Abstract

Cardiac resynchronization therapy (CRT), known as an effective treatment for heart failure in dilated cardiomyopathy (DCM), remains uncertain in hypertrophic cardiomyopathy (HCM), with conflicting results reported from previous studies. We aimed to study the efficiency of CRT in patients with HCM, heart failure and left ventricle systolic dysfunction. From implantable cardioverter defibrillator (ICD) data-base of a single university center, patients with HCM, who received CRT, were identified and matched with resynchronized DCM in a 2:1 ratio on age at implantation (± 5 years), gender and left ventricular ejection fraction (LVEF) at implantation (± 5%). Clinical, electro-cardiographic and echocardiographic parameters were gathered at 1–6 months, 6–12 months and last follow-up after implantation. Between 2007 and 2018, we included 18 HCM patients (women 7(39%); at ICD implantation, age 59 ± 9 years, LVEF 38 ± 6%, NYHA class 2.8 ± 0.4) matched with 36 controls. At one year after implantation, the relative median change from baseline showed better improvement in HCM patients regarding: 1/NYHA class (−50% vs. − 20%, P < 0.001), 2/LVEF (+ 30% vs. + 6%, P < 0.01), 3/left ventricular end-systolic (LVES) volume (− 39% vs. − 21%, P < 0.01), 4/cardiac output (+ 18% vs. + 5%, P < 0.001) and 5/BNP (− 51% vs. − 24%, P = 0.02). HCM patients retained the benefit of CRT at last follow-up (41 ± 24 months) for NYHA (− 33% vs. − 12%, P < 0.01), LVEF (− 36% vs. − 11%, P < 0.01), LVES volume (− 42% vs. − 20%, P = 0.01) and cardiac output (+1 8% vs. − 2%, P < 0.001).

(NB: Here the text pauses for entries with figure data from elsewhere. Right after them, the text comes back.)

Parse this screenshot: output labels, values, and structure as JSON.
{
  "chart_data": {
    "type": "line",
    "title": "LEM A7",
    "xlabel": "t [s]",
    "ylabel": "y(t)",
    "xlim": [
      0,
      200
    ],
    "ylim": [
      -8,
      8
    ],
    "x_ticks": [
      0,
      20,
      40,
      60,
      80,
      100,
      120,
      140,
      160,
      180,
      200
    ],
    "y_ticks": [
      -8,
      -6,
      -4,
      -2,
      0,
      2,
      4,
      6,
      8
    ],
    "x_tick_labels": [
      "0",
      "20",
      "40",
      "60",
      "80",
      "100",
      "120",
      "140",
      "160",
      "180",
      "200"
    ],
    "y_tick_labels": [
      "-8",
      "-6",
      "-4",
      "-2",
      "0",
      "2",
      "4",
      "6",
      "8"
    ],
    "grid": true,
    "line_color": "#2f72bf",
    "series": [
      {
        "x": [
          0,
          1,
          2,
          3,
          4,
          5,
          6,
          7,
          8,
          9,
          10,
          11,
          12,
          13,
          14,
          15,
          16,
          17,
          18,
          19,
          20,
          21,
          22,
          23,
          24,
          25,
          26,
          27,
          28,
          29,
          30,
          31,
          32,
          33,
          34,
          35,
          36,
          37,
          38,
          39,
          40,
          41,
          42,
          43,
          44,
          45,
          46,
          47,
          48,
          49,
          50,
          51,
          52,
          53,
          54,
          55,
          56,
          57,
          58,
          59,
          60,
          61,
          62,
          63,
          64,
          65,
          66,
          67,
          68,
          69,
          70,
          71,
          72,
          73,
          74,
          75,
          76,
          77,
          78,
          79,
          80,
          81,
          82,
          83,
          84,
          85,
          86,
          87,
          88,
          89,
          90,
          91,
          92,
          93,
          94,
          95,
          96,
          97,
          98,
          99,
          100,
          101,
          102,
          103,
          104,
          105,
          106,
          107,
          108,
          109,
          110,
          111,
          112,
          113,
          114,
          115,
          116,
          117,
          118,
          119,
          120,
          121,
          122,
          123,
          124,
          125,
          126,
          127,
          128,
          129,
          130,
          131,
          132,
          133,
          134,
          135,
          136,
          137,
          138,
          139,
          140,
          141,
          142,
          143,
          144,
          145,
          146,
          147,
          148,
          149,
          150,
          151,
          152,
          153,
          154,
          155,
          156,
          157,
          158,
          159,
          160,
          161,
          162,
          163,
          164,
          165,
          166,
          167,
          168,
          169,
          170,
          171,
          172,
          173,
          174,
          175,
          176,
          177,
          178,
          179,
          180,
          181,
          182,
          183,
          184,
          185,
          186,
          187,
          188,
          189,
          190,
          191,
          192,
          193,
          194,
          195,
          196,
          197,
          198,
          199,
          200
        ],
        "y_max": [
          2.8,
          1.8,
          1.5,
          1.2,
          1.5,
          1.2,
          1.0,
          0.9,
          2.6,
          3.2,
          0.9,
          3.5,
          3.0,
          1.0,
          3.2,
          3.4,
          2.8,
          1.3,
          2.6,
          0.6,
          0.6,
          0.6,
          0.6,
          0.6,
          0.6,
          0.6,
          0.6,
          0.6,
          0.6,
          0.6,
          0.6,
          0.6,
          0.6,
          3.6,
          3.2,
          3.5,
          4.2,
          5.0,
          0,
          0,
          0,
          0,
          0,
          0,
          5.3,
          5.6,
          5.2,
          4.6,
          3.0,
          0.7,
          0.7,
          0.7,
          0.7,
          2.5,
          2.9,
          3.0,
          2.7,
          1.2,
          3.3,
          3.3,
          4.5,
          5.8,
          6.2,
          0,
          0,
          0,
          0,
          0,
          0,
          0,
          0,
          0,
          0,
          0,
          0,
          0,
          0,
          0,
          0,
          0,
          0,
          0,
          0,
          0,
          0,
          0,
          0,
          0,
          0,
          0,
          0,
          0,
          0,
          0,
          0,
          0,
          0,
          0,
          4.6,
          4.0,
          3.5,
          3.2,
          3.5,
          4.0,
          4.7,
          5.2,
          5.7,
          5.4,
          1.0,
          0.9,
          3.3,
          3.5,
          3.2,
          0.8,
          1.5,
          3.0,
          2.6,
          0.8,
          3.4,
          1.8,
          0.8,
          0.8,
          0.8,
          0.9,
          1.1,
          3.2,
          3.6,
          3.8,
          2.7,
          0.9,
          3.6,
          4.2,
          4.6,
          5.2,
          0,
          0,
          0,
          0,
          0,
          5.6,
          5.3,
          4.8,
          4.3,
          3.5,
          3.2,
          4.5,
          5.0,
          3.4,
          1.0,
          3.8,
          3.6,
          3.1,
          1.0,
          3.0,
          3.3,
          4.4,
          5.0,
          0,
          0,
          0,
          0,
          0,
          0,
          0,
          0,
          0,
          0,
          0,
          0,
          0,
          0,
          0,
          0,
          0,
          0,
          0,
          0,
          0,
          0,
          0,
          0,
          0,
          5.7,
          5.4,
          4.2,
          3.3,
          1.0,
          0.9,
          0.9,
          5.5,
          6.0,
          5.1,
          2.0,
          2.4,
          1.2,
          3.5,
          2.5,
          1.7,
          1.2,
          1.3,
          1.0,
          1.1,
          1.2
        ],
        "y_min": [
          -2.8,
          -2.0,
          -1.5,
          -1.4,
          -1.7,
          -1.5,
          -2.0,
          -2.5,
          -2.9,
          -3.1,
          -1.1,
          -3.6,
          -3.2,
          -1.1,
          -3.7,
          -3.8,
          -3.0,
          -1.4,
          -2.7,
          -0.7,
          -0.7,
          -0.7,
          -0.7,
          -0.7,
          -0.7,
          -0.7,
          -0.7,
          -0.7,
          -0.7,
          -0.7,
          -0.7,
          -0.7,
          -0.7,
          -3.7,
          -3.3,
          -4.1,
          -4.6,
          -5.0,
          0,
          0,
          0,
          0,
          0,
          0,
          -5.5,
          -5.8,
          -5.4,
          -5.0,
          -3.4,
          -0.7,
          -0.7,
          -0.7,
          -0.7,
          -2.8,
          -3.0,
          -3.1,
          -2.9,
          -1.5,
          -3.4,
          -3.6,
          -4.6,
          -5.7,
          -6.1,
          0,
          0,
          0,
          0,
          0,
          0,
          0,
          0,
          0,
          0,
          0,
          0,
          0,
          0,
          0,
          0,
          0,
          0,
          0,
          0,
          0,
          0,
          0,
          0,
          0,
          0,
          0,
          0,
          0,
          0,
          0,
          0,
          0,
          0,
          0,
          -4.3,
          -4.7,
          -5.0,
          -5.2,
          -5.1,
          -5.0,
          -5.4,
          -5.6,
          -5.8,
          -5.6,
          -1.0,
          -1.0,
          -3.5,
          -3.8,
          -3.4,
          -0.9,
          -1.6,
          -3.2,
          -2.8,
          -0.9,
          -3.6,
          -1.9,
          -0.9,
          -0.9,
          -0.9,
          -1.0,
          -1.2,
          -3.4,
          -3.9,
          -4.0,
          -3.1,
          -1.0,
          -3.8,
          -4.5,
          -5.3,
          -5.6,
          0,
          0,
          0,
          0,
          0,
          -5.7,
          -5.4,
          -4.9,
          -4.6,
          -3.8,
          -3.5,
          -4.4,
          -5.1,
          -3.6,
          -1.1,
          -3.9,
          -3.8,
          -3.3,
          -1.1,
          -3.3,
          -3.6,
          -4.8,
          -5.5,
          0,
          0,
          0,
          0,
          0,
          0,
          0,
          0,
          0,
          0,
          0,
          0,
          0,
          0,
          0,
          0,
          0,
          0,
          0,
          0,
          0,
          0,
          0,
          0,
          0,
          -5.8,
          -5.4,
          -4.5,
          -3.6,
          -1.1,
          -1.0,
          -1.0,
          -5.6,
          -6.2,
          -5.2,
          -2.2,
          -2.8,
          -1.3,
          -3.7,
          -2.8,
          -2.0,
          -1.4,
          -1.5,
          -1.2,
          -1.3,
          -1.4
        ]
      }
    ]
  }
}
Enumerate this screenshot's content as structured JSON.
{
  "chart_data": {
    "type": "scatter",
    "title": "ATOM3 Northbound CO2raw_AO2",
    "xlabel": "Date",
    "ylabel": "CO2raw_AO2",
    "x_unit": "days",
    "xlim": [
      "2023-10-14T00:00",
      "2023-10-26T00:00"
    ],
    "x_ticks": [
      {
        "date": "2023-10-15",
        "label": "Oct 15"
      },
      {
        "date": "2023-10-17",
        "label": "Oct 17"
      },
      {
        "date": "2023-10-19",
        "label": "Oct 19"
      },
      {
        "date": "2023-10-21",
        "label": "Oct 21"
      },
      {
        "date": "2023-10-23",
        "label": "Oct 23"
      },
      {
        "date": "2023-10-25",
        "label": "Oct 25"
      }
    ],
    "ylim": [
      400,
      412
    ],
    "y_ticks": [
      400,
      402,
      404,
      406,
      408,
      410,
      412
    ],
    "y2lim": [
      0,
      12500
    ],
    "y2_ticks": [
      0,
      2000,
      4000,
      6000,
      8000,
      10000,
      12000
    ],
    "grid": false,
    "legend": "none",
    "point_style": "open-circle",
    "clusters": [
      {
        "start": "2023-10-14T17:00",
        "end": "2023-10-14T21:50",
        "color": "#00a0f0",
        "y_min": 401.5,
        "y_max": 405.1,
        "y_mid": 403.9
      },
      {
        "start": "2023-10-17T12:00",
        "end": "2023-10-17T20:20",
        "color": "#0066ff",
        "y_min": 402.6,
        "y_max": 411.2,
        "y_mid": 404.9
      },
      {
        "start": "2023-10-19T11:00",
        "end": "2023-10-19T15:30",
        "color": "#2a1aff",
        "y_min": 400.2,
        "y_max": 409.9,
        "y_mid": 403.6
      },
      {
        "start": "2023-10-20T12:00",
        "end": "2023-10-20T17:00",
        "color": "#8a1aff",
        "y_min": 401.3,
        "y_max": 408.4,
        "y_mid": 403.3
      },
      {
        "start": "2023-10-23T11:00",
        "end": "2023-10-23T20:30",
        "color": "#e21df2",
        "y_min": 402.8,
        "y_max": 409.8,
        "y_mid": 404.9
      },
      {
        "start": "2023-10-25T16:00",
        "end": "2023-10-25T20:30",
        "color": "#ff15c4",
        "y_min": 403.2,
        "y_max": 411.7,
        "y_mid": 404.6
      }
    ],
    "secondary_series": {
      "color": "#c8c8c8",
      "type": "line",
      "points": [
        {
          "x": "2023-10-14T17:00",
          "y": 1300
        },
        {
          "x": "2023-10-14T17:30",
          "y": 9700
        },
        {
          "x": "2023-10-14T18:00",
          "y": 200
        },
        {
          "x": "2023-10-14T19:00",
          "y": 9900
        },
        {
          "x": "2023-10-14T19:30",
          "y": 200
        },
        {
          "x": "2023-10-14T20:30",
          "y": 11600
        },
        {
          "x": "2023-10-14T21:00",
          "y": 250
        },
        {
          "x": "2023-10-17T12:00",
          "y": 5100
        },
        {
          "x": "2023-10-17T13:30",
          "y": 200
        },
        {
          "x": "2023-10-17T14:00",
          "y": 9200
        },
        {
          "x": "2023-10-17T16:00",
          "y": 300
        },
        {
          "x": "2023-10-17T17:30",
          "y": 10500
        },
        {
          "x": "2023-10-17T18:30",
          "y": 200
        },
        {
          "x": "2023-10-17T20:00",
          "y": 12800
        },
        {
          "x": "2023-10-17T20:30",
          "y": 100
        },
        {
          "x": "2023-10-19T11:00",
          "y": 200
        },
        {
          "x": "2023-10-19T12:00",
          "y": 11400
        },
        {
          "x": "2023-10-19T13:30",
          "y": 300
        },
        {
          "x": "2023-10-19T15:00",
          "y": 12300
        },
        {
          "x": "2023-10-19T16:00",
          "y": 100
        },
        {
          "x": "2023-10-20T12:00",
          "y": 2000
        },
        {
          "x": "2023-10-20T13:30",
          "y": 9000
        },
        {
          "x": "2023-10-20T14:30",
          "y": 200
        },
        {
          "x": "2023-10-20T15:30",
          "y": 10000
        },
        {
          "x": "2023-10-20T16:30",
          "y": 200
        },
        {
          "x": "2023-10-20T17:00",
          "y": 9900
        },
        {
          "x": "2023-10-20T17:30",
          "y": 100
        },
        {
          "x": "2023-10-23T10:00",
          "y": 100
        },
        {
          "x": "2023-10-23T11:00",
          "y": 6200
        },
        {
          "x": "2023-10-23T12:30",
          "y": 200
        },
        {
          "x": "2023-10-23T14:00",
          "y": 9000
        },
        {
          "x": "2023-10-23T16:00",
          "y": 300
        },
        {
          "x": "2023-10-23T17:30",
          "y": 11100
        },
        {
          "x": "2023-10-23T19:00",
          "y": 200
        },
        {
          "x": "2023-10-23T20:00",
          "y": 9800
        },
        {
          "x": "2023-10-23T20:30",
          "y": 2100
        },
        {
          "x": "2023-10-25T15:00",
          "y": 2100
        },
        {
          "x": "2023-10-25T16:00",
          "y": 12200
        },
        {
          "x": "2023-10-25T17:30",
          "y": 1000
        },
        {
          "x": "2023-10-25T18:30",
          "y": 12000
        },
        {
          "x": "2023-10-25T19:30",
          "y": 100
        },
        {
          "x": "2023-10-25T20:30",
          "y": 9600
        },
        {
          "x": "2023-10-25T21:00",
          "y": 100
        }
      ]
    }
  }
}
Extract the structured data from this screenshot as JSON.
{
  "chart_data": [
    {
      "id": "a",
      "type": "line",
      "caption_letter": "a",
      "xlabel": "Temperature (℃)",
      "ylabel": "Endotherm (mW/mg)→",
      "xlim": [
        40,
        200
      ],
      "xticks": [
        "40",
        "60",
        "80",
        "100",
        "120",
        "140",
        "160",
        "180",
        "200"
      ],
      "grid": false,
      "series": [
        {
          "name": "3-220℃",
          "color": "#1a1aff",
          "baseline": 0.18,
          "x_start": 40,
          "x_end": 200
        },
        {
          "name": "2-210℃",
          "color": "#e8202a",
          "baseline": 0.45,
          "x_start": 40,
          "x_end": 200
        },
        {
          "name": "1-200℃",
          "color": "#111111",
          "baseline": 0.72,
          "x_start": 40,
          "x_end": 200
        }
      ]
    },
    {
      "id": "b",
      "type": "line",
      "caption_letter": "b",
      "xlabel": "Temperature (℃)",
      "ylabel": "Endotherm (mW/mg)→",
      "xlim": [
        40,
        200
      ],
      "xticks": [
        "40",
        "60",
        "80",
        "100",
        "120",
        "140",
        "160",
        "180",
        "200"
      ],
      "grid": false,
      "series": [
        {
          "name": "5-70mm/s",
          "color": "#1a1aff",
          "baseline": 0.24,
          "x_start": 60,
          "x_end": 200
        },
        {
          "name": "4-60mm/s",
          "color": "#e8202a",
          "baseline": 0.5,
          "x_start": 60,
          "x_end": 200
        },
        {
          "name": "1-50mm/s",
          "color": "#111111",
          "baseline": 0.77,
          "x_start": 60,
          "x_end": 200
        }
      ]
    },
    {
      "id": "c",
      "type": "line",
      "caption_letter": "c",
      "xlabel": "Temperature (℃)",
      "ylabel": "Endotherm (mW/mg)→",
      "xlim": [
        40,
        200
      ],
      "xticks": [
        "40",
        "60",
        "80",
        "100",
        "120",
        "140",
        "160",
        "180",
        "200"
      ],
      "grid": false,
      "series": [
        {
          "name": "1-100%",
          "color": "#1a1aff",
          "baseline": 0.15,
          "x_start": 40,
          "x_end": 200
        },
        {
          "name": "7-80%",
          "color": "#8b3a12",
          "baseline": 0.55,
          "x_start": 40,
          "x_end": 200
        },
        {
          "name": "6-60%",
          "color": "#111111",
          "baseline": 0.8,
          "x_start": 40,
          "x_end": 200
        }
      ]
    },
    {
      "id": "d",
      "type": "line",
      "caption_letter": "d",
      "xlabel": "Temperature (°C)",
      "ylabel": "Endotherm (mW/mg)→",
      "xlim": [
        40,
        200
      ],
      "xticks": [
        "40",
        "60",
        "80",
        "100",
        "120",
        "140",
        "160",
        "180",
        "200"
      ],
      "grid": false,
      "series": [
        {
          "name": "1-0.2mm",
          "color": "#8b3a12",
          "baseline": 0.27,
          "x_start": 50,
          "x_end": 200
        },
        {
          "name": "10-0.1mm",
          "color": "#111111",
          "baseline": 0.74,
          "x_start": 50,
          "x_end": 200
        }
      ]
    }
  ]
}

The rate of bi-ventricular pacing (98% vs. 99%, P = 0.81) and the QRS duration (130ms vs. 130ms, P = 0.57) at one year after CRT were comparable in the both groups. Among HCM patients, 2 (11%) of them died and 2 (11%) had a heart transplant. CRT improved heart failure symptoms and carried out reverse remodeling of the left ventricle in HCM with better outcomes than in DCM in long-term follow-up.